Joe, Al and I flew to St. Jude Children's Research Hospital in Memphis, TN on August 3, 2015. Dr. Alberto Pappo, the Solid Tumor Oncologist in residence, sent us home after 5 days of tests, saying there was nothing he could do for Joe. St. Jude has only consulted/treated on 11 ASPS patients in the past 40 years and there's just not much research data to base a treatment protocol on. However, Joe began taking a full dose of Sunitinib on August 8, 2015. Sunitinib is a vascular inhibitor oral medication that ASPS patients have been put on in the past to shut down the blood flow within the tumor. However the Sunitinib's side effects are not very pleasant. At various times Joe wil experience one or more of the following side effects: nausea, vomiting, migraines, visual distortion, acute tiredness, open sores on his hands and feet, skin rash, hair loss, swelling/bloating, hair pigment change from black to white and acute arthritis in his hips, ankles and knees. That's not quite what I thought puberty would involve when Joe hit his teen years....
Joe will soon be a patient at University of Michigan C.S. Mott Children's Hospital and he also has a Miami, Florida oncologist. Dr. Breelynn Wilky of University of Miami-Sylvester Comprehensive Cancer Center is one of very few ASPS cancer researchers in the U.S. She believes that a new targeted combination immuno-therapy medication is the strongest method available to keep ASPS from not only advancing but even shrink existing tumors. Unfortunately, Joe is only 13 years old and over 90% of U.S. medical trials are geared toward adults. Dr. Wilky is talking with Merck Pharmaceuticals to see if they'll allow Joe into the trial she has beginning in February, since Joe is currently the height and weight of an adult.

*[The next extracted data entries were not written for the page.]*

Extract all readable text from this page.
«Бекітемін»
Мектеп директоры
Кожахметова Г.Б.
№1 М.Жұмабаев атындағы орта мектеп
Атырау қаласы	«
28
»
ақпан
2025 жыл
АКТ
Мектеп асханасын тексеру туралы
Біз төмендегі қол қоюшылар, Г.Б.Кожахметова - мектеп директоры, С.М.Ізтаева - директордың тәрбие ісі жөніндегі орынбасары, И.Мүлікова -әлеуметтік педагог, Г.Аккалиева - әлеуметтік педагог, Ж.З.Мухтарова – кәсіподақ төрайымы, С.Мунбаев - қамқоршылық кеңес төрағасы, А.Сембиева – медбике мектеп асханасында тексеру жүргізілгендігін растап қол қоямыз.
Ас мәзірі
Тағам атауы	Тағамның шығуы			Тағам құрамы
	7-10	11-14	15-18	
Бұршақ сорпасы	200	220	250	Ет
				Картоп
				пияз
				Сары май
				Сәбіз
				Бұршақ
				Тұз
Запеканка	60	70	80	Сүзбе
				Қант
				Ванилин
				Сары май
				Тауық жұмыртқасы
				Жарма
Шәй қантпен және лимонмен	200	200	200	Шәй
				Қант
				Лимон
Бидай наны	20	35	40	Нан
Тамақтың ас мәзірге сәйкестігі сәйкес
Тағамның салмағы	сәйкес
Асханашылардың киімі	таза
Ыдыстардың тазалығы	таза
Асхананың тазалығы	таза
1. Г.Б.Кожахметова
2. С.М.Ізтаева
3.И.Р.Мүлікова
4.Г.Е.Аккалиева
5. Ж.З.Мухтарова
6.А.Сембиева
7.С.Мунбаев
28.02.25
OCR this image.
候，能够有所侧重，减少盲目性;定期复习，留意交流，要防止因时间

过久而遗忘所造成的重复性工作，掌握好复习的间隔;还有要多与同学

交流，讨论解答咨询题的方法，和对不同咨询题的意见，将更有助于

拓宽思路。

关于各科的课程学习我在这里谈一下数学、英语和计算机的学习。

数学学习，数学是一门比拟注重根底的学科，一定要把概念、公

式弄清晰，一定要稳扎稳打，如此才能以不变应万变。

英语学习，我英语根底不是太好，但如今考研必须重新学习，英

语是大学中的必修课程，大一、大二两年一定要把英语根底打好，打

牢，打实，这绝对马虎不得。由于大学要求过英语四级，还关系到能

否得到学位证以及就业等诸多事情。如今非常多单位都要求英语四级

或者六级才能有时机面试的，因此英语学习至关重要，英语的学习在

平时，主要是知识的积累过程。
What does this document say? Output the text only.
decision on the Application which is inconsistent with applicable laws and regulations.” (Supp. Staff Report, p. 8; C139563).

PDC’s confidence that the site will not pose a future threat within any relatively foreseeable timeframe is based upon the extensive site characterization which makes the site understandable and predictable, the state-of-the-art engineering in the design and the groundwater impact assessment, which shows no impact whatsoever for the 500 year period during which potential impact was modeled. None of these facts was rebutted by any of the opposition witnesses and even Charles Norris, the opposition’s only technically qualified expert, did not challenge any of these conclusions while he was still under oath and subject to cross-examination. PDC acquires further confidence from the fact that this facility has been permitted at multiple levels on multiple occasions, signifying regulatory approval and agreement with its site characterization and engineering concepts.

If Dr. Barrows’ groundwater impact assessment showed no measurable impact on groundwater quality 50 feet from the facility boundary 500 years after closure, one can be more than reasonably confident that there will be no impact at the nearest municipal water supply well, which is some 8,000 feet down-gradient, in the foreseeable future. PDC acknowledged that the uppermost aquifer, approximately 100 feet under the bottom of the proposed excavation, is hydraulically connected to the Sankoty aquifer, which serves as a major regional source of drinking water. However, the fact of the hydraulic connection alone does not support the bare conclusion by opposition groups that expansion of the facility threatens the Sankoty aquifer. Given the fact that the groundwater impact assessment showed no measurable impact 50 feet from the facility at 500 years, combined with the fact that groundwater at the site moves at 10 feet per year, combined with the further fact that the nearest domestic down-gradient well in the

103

For the sake of transparency I want you to know that I'm using CrowdRise to raise funds for several purposes.
1. To help us pay for Joe's rising medical bills and medication cost
2. To help pay for our personal bills. When I take off from work for one of Joe's medical appointments or hospitalizations, I don't get paid; I've used up all my paid time off. (Flying to Miami or to elsewhere in the U.S. costs airfare, ground transportation, housing, meals, etc.)
3. To pay for surgical/medical treatment outside of the U.S., if that turns out to be a viable treatment option.
4. I (Bridget) am starting a non-profit charity to raise money specifically geared toward ASPS research so that Dr. Wilky, Dr. Kevin Jones (Univ. of Utah-Huntsman Cancer Institute) and Dr. Yosef Landesman can concentrate on finding a cure for ASPS and not have to stop working to pursue a new funding source.
There are only a handful of ASPS cancer researchers in the U.S. and they need all the help they can get to save those afflicted with this horrid disease! I'll let you guys know when I get the charity finalized and I'll list it here on CrowdRise in place of this page. Thank you so VERY much for reaching out and helping us to save our son-- we appreciate each and every one of you!